O subtítulo de "Integrity and Disrespect", de Honneth, pode ser
traduzido por "princípios de uma concepção moral baseada na teoria do
reconhecimento". Como o nome indica, por via desse artigo, o autor embarca
no empreendimento ambicioso de propor uma concepção moral inovadora e
sistemática. Contudo, pensamos que é exatamente a partir de seu propósito mais
geral que o esforço de Honneth deve começar a ser criticado, pois a proposta
peca pela falta de inovação e, conseqüentemente, pela incompletude do sistema.

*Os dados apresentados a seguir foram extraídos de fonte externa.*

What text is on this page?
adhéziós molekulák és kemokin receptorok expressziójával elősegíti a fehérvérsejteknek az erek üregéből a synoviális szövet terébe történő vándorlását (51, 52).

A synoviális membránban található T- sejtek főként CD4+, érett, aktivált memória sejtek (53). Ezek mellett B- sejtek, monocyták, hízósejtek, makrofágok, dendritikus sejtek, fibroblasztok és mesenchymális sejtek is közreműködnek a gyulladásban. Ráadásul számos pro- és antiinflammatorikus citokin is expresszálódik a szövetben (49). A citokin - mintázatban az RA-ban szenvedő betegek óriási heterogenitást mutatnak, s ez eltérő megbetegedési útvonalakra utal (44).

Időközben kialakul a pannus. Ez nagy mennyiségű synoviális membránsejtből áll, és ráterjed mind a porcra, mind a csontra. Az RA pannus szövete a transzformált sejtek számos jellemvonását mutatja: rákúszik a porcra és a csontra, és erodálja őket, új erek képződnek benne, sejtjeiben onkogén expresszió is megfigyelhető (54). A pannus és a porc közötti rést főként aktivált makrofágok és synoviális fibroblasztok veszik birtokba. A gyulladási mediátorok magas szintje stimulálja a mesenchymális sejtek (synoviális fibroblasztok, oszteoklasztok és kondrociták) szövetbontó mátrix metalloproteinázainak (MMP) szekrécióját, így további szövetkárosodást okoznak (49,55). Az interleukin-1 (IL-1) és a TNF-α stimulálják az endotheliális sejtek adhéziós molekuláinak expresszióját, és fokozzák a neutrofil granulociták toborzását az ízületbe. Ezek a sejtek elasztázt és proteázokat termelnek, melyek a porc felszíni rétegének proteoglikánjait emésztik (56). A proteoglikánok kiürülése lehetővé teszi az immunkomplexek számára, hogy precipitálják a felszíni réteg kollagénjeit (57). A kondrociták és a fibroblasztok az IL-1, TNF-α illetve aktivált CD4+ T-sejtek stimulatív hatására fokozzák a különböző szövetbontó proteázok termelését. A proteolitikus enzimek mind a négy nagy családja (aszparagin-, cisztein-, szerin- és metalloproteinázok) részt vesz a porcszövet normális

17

Por que "falta de inovação"? Porque o problema da moral, da razão
prática, deve ser colocado sempre no presente, e, portanto, não pode prescindir
de uma leitura crítica desse presente. Ora, vejamos, para Hegel, a idéia de
Sittlichkeit tem como pressuposto necessário a autonomia política, entendida
como a capacidade de um povo para viver de acordo com seus costumes e elaborar
suas próprias leis ' pressuposto este fundamental à teoria republicana, de
Aristóteles a Carl Schmitt. Mesmo considerando o estado fragmentário dos
principados alemães à época de Hegel, é compreensível que ele tenha, sob a
influência dos ideais revolucionários franceses e do romantismo nacionalista
alemão, desenhado uma teoria política em que o Estado-nação fosse o horizonte
ético da condição humana (individual e coletiva): "a marcha de Deus na
terra" (Hegel, Knox et alii, 1955, § 258). Porém, após dois séculos e três
guerras mundiais5, a decadência do imperialismo europeu e a ascensão do império
americano, nós, seres no presente, não podemos compartilhar de uma visão tão
ingênua6. Qual Estado-nação no mundo de hoje tem autonomia suficiente para que
a idéia hegeliana de Sittlichkeit ainda faça sentido? Os EUA são, de longe, o
mais forte candidato. Os países ditos desenvolvidos da Organização de
Cooperação e de Desenvolvimento Econômicos ' OCDE, de onde provém grande parte
dos teóricos do reconhecimento, gostariam muito de ser "reconhecidos"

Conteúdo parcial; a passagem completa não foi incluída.